Good memory board for Heath H-11?

Jerome H. Fine jhfinedp3k at
Wed Feb 10 14:05:10 CST 2016

 >Richard Cini wrote:

>Jerome -- good point about the IOPAGE. Maybe I'll get an 8kw and 16kw board -- that gives me 28kw with the included 4kw.  I have no specific software so I don't need to tinker with reducing IOPAGE. 
>>>On Feb 9, 2016, at 10:47 PM, Jerome H. Fine <jhfinedp3k at> wrote:
>>>Thanks guys. This is really helpful. I was getting confused between the M8044 and M7944 boards. Max memory for the LSI-11 is 32kw, right?
>>Correct, the maximum memory on a board is 32kw.
>>For an LSI-11 (aka PDP-11/03) without any MMU hardware,
>>the actual maximum memory that can be accessed must also allow
>>for the IOPAGE registers.  Usually, the IOPAGE address range
>>is 4 kw which leaves 28kw for everything else, including RT-11
>>(assuming that is what you are running).  There is one option
>>available with some hardware to reduce the address range
>>set aside for the IOPAGE to just 2kw which then leaves
>>30kw for everything else.  Unless you are running a specific
>>program which requires the extra 2kw, it is probably not
>>worth the extra effort.
I hope that my version of arithmetic is for 8kw + 16kw = 24kw,
so somewhere I don't understand where the other 4kw comes

Then, since you are missing only 4kw out of the maximum of
28kw (which is the normal maximum), you will not likely have
a problem unless you have really memory rich programs.

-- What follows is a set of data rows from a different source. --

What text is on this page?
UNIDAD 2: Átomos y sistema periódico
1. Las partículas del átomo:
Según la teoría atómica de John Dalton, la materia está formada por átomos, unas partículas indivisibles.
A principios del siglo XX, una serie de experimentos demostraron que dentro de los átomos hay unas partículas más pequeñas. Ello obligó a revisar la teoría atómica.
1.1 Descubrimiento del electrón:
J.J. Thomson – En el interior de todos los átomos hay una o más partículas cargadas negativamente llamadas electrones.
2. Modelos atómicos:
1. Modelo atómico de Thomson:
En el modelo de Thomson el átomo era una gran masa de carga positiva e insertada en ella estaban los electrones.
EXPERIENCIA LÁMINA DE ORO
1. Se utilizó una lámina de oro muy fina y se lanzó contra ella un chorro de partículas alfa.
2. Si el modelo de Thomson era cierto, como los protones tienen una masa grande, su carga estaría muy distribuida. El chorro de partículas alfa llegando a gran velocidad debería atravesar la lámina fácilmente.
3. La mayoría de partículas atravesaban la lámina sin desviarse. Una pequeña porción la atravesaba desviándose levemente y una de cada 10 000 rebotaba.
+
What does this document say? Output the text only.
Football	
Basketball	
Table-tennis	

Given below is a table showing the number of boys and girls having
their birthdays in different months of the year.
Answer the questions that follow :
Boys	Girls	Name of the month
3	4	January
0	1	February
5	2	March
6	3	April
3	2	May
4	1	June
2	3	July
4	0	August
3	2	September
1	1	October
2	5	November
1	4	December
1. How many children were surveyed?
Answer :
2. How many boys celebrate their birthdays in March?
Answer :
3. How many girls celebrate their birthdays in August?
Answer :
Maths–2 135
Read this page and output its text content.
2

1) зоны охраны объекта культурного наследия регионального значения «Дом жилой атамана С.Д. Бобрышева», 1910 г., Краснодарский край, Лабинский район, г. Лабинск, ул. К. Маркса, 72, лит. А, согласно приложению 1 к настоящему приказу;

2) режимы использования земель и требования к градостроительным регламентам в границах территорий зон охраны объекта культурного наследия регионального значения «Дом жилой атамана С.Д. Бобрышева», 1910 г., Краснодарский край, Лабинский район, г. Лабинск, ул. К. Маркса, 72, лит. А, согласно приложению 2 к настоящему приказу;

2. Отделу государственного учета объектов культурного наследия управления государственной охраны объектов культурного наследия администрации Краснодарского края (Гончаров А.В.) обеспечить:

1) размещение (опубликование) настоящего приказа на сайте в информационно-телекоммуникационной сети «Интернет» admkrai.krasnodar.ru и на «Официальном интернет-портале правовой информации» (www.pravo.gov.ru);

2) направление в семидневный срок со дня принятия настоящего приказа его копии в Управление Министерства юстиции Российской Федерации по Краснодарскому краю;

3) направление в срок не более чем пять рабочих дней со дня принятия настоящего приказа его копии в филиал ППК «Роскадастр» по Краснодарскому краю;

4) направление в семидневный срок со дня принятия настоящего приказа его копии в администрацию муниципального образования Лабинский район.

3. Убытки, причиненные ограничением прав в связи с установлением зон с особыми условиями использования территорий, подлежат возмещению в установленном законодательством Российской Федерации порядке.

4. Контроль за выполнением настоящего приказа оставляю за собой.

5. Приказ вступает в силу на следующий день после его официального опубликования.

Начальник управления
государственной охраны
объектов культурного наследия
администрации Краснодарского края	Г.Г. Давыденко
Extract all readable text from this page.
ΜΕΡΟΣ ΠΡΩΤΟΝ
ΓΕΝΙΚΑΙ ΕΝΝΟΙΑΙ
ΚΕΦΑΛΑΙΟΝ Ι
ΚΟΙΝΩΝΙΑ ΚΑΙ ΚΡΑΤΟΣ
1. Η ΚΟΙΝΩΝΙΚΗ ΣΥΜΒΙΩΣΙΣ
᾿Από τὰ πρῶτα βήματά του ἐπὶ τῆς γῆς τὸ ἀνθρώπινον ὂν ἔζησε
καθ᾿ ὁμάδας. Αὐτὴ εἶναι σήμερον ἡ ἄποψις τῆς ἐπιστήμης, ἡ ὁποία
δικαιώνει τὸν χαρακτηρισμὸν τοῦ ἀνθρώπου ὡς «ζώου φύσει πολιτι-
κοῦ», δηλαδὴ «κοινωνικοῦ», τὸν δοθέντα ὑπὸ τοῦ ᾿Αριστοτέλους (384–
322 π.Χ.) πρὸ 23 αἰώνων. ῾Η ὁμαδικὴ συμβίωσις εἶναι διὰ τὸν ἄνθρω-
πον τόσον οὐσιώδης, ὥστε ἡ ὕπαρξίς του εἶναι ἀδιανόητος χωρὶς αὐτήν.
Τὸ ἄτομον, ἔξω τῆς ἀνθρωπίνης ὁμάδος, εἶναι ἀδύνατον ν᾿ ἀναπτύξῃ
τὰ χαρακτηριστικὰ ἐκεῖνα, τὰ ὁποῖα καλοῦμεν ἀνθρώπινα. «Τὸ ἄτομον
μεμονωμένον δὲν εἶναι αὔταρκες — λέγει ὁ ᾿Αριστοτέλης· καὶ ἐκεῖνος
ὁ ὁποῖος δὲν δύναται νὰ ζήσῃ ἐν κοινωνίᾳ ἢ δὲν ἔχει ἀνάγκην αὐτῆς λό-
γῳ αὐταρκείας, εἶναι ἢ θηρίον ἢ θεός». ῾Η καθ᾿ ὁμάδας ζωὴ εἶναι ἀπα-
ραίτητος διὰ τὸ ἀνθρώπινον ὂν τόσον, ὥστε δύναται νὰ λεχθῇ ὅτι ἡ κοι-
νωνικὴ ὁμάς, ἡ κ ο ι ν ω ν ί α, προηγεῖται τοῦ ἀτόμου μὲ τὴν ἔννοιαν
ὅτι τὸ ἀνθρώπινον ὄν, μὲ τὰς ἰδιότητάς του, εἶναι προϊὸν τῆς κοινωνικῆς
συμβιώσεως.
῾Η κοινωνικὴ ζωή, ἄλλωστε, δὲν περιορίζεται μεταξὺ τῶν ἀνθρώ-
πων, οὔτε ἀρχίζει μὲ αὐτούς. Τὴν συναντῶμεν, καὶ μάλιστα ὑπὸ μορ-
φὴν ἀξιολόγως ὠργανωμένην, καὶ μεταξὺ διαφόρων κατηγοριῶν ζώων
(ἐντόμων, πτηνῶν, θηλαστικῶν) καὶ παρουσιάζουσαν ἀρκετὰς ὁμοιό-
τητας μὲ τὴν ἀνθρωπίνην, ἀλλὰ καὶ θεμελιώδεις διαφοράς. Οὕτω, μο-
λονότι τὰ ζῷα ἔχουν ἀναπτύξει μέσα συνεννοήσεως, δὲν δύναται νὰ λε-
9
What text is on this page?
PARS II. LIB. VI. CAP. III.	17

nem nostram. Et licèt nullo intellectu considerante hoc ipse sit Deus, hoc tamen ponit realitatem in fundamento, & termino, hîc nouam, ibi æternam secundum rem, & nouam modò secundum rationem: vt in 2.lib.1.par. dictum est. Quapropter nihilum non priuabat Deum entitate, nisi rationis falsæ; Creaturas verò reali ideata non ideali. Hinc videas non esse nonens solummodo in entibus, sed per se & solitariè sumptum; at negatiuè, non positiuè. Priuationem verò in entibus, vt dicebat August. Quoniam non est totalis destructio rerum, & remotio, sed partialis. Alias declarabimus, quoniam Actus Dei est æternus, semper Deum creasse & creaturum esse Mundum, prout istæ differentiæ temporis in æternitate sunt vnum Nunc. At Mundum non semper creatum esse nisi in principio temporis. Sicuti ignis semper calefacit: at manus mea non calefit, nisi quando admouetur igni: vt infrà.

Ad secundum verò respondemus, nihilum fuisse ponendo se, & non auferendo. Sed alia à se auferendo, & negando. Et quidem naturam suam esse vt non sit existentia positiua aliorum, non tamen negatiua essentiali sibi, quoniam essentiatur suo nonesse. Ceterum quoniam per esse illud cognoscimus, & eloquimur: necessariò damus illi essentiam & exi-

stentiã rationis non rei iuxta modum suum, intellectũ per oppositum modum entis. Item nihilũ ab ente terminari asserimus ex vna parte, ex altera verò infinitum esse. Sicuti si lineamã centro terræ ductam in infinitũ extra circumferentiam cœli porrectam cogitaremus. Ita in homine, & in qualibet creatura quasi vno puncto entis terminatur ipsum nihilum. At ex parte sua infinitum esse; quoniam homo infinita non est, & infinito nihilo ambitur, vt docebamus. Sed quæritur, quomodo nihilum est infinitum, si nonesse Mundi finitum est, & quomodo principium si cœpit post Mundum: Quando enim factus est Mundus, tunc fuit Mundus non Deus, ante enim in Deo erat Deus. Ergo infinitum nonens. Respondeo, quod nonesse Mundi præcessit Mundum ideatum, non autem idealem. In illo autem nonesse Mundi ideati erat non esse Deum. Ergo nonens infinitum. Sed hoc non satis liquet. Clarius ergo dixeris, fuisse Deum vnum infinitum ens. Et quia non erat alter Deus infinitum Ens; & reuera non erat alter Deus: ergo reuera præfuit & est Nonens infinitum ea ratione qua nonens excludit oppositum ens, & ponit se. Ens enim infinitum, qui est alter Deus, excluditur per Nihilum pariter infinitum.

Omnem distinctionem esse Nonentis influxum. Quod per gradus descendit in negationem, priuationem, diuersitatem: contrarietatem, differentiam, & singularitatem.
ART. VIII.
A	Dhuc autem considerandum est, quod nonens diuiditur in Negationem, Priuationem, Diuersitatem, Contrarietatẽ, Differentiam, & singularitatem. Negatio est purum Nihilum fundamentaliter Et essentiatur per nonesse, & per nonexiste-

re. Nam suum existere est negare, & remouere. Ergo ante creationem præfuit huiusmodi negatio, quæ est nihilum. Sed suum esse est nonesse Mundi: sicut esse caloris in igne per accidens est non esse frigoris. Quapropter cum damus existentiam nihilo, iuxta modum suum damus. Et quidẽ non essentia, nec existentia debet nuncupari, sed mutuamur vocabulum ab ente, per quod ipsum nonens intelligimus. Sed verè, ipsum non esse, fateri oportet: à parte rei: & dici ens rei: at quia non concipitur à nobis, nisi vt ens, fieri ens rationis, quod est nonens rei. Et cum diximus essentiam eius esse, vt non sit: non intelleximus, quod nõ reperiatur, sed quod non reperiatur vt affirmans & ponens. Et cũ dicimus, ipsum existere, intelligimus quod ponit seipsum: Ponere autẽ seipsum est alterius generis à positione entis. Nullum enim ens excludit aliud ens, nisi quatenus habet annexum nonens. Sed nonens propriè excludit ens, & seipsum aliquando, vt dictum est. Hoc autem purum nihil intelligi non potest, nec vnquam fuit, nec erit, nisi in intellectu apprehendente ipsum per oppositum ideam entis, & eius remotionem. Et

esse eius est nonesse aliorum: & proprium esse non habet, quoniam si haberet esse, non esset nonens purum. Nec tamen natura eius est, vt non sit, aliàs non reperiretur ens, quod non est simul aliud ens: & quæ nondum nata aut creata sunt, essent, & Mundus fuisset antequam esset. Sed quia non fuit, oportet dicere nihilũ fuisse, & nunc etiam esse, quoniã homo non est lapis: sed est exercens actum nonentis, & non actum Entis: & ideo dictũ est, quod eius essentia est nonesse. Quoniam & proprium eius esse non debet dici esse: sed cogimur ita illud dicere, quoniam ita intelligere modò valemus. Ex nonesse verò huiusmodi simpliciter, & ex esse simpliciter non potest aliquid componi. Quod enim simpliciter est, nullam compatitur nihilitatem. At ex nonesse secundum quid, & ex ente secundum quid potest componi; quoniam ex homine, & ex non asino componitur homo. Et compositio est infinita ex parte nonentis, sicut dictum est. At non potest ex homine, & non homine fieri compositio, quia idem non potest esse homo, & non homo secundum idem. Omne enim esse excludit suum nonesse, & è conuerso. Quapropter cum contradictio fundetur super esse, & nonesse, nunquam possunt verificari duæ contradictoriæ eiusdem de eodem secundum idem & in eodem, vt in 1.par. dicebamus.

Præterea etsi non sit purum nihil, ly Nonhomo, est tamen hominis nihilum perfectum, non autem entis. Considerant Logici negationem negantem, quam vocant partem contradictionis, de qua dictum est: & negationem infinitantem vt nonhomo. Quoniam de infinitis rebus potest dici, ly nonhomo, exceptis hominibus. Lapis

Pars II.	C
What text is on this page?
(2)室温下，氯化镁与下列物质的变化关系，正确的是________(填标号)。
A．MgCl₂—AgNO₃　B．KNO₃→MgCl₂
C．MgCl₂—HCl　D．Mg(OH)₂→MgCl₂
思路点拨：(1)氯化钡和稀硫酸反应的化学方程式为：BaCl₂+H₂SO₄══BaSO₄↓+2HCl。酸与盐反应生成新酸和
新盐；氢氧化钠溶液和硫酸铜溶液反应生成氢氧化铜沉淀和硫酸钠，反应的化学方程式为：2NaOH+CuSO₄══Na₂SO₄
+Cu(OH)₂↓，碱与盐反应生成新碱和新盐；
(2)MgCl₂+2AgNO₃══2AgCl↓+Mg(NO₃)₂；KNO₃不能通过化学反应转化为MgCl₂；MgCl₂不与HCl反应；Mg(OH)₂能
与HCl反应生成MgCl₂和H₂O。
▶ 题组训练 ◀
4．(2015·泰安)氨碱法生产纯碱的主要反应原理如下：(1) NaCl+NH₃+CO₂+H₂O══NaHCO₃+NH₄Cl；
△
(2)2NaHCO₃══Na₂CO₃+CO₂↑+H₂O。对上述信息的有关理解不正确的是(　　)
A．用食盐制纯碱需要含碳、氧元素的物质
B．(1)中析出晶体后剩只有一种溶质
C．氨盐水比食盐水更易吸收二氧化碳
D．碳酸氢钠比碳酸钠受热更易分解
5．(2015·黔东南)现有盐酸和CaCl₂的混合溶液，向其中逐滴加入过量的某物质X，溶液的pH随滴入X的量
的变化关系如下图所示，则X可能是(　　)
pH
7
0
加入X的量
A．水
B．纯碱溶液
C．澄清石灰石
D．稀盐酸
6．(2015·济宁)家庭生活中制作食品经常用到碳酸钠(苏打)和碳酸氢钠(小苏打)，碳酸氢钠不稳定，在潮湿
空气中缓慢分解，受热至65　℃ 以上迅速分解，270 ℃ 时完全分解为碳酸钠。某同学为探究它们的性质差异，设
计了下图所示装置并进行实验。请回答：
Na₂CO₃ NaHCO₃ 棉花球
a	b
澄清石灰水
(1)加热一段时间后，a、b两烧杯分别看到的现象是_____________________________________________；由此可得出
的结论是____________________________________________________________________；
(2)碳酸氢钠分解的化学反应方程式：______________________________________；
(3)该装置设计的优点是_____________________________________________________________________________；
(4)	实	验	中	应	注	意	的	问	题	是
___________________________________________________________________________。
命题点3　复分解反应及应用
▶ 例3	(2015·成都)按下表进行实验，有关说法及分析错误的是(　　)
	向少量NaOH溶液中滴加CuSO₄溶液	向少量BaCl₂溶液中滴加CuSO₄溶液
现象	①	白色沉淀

RT-11 runs fairly well in just 16kw (or 32 KB), so it should not be a
problem.  For my own work in which I need to run MACRO.SAV
as fast as possible, I run the program in 64 KB of extended memory
under a Mapped Monitor - which a PDP-11/03 (or an LSI-11)
can't do since there is no MMU chip.

Of course, my actual CPU is a Pentium III which I use to run Ersatz-11
so that RT-11 is running 15 times as fast as a PDP-11/93.  And the
disk I/O is also a bit faster.  I can copy a 32 MB RT-11 partition to
a second 32 MB RT-11 partition in under 2 seconds.  Even with two
ESDI hard drives on a PDP-11/93, that takes over 4 minutes.